What you would expect to be a repulsive event for Takagi actually holds a strange attraction to him. As he continues to work more of his past returns and he grows increasingly protective of Ryoko's corpse. Eventually he begins having waking dreams of his lover. Are they memories? Fantasies? Or has he tapped into some sort of supernatural reality in which he can interact with Ryoko's spirit? Takagi becomes increasingly distant from reality as he pursues Ryoko beyond death.

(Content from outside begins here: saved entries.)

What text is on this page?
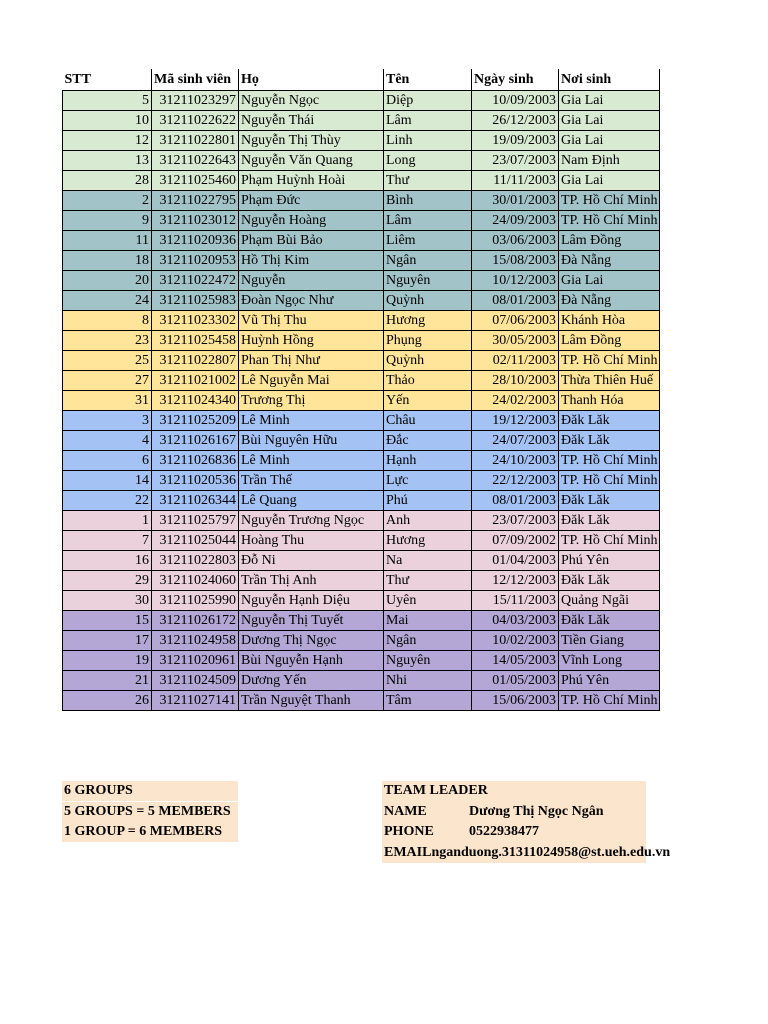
STT	Mã sinh viên	Họ	Tên	Ngày sinh	Nơi sinh
5	31211023297	Nguyễn Ngọc	Diệp	10/09/2003	Gia Lai
10	31211022622	Nguyễn Thái	Lâm	26/12/2003	Gia Lai
12	31211022801	Nguyễn Thị Thùy	Linh	19/09/2003	Gia Lai
13	31211022643	Nguyễn Văn Quang	Long	23/07/2003	Nam Định
28	31211025460	Phạm Huỳnh Hoài	Thư	11/11/2003	Gia Lai
2	31211022795	Phạm Đức	Bình	30/01/2003	TP. Hồ Chí Minh
9	31211023012	Nguyễn Hoàng	Lâm	24/09/2003	TP. Hồ Chí Minh
11	31211020936	Phạm Bùi Bảo	Liêm	03/06/2003	Lâm Đồng
18	31211020953	Hồ Thị Kim	Ngân	15/08/2003	Đà Nẵng
20	31211022472	Nguyễn	Nguyên	10/12/2003	Gia Lai
24	31211025983	Đoàn Ngọc Như	Quỳnh	08/01/2003	Đà Nẵng
8	31211023302	Vũ Thị Thu	Hương	07/06/2003	Khánh Hòa
23	31211025458	Huỳnh Hồng	Phụng	30/05/2003	Lâm Đồng
25	31211022807	Phan Thị Như	Quỳnh	02/11/2003	TP. Hồ Chí Minh
27	31211021002	Lê Nguyễn Mai	Thảo	28/10/2003	Thừa Thiên Huế
31	31211024340	Trương Thị	Yến	24/02/2003	Thanh Hóa
3	31211025209	Lê Minh	Châu	19/12/2003	Đăk Lăk
4	31211026167	Bùi Nguyên Hữu	Đắc	24/07/2003	Đăk Lăk
6	31211026836	Lê Minh	Hạnh	24/10/2003	TP. Hồ Chí Minh
14	31211020536	Trần Thế	Lực	22/12/2003	TP. Hồ Chí Minh
22	31211026344	Lê Quang	Phú	08/01/2003	Đăk Lăk
1	31211025797	Nguyễn Trương Ngọc	Anh	23/07/2003	Đăk Lăk
7	31211025044	Hoàng Thu	Hương	07/09/2002	TP. Hồ Chí Minh
16	31211022803	Đỗ Ni	Na	01/04/2003	Phú Yên
29	31211024060	Trần Thị Anh	Thư	12/12/2003	Đăk Lăk
30	31211025990	Nguyễn Hạnh Diệu	Uyên	15/11/2003	Quảng Ngãi
15	31211026172	Nguyễn Thị Tuyết	Mai	04/03/2003	Đăk Lăk
17	31211024958	Dương Thị Ngọc	Ngân	10/02/2003	Tiền Giang
19	31211020961	Bùi Nguyễn Hạnh	Nguyên	14/05/2003	Vĩnh Long
21	31211024509	Dương Yến	Nhi	01/05/2003	Phú Yên
26	31211027141	Trần Nguyệt Thanh	Tâm	15/06/2003	TP. Hồ Chí Minh
6 GROUPS
5 GROUPS = 5 MEMBERS
1 GROUP = 6 MEMBERS
TEAM LEADER
NAME	Dương Thị Ngọc Ngân
PHONE	0522938477
EMAIL nganduong.31311024958@st.ueh.edu.vn
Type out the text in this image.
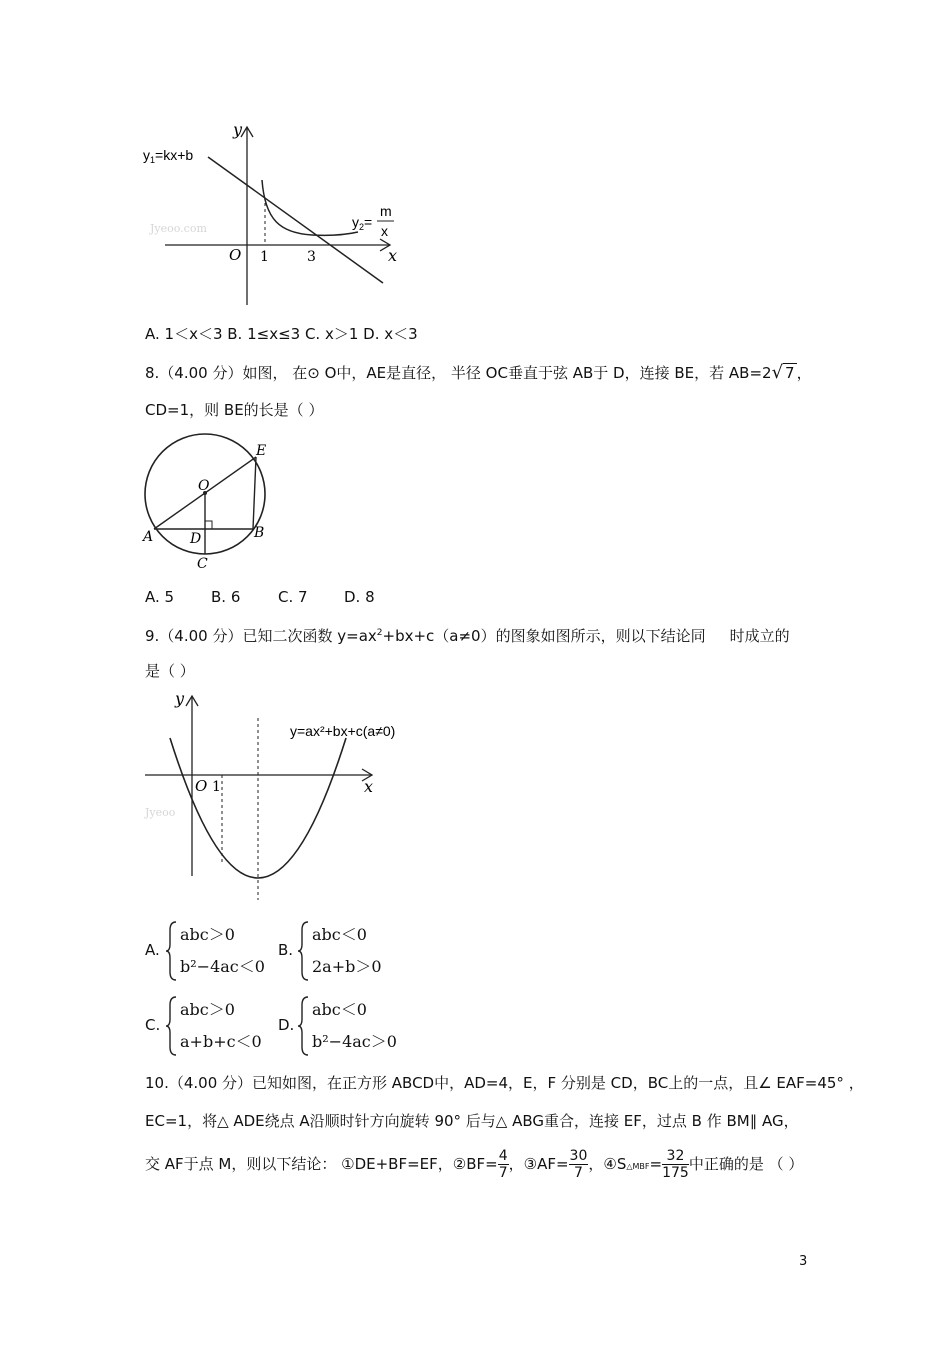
Jyeoo.com
y
x
O 1	3
$y_1=kx+b$
$y_2=$
m
x
A. 1＜x＜3 B. 1≤x≤3 C. x＞1 D. x＜3
8.（4.00 分）如图， 在⊙ O中，AE是直径， 半径 OC垂直于弦 AB于 D，连接 BE，若 AB=2√ 7 ，
CD=1，则 BE的长是（ ）
E
O
A	D	B
C
A. 5 B. 6	C. 7 D. 8
9.（4.00 分）已知二次函数 $y=ax^2+bx+c(a\ne 0)$的图象如图所示，则以下结论同 时成立的
是（ ）
y
x
O 1
y=ax²+bx+c(a≠0)
Jyeoo
A.
abc＞0
b²−4ac＜0
B.
abc＜0
2a+b＞0
C.
abc＞0
a+b+c＜0
D.
abc＜0
b²−4ac＞0
10.（4.00 分）已知如图，在正方形 ABCD中，AD=4，E，F 分别是 CD，BC上的一点，且∠ EAF=45° ，
EC=1，将△ ADE绕点 A沿顺时针方向旋转 90° 后与△ ABG重合，连接 EF，过点 B 作 BM∥ AG，
交 AF于点 M，则以下结论： ①DE+BF=EF，②BF= $\frac{4}{7}$ ，③AF= $\frac{30}{7}$ ，④S△MBF= $\frac{32}{175}$ 中正确的是 （ ）
3
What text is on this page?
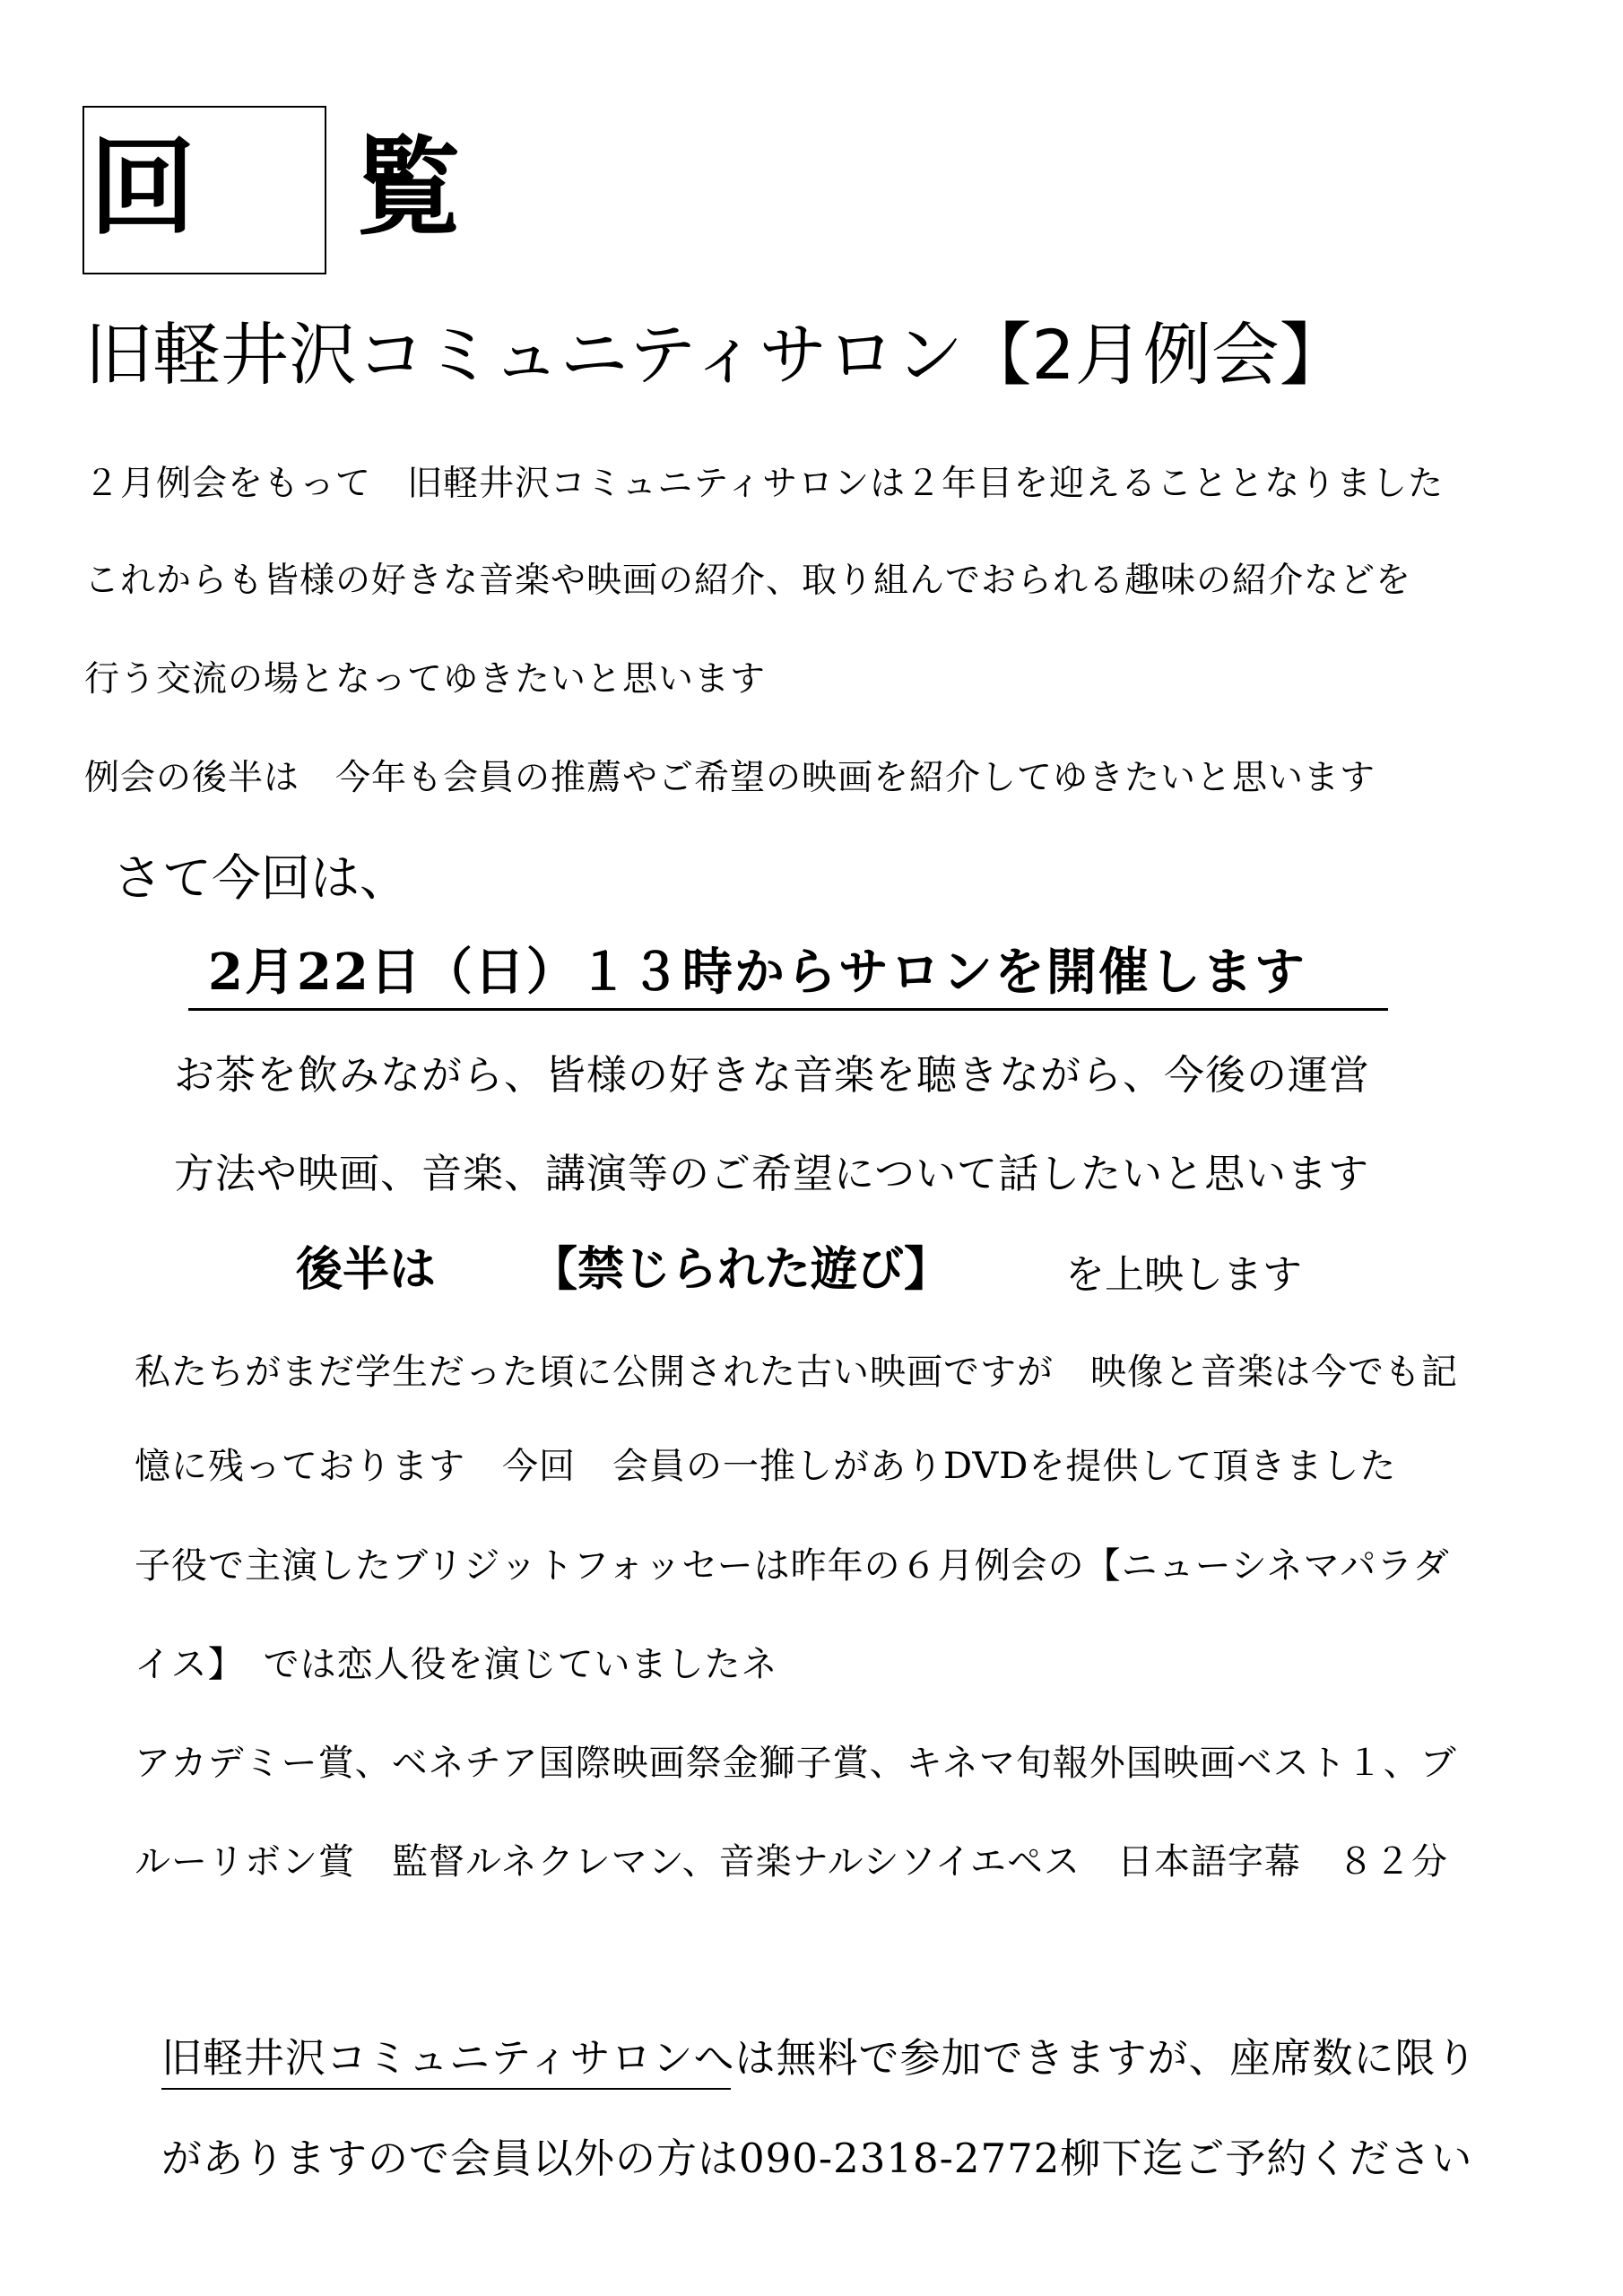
回　覧
旧軽井沢コミュニティサロン【2月例会】
２月例会をもって　旧軽井沢コミュニティサロンは２年目を迎えることとなりました
これからも皆様の好きな音楽や映画の紹介、取り組んでおられる趣味の紹介などを
行う交流の場となってゆきたいと思います
例会の後半は　今年も会員の推薦やご希望の映画を紹介してゆきたいと思います
さて今回は、
2月22日（日）１３時からサロンを開催します
お茶を飲みながら、皆様の好きな音楽を聴きながら、今後の運営
方法や映画、音楽、講演等のご希望について話したいと思います
後半は 【禁じられた遊び】	を上映します
私たちがまだ学生だった頃に公開された古い映画ですが　映像と音楽は今でも記
憶に残っております　今回　会員の一推しがありDVDを提供して頂きました
子役で主演したブリジットフォッセーは昨年の６月例会の【ニューシネマパラダ
イス】　では恋人役を演じていましたネ
アカデミー賞、ベネチア国際映画祭金獅子賞、キネマ旬報外国映画ベスト１、ブ
ルーリボン賞　監督ルネクレマン、音楽ナルシソイエペス　日本語字幕　８２分
旧軽井沢コミュニティサロンへは無料で参加できますが、座席数に限り
がありますので会員以外の方は090-2318-2772柳下迄ご予約ください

With Vital Tsukamoto has abandoned the technological fixation that marks all of his earlier self-authored work in favor of a methodical study of grieving. He balances his experimental urges with a deeply human story anchored by yet another strong performance by the amazingly versatile Asano. The support cast is universally strong, particularly Ryoko's grieving parents, and Tsukamoto gives them all a chance to shine. The film work is strong - and in full color, a change from Tsukamoto's normal monochrome - with experimental flourishes throughout to match the tone and tenor of the film's individual moments. I would still have to say that Snake of June stands as Tsukamoto's master work but Vital is certainly not far behind. An important work from an important film maker.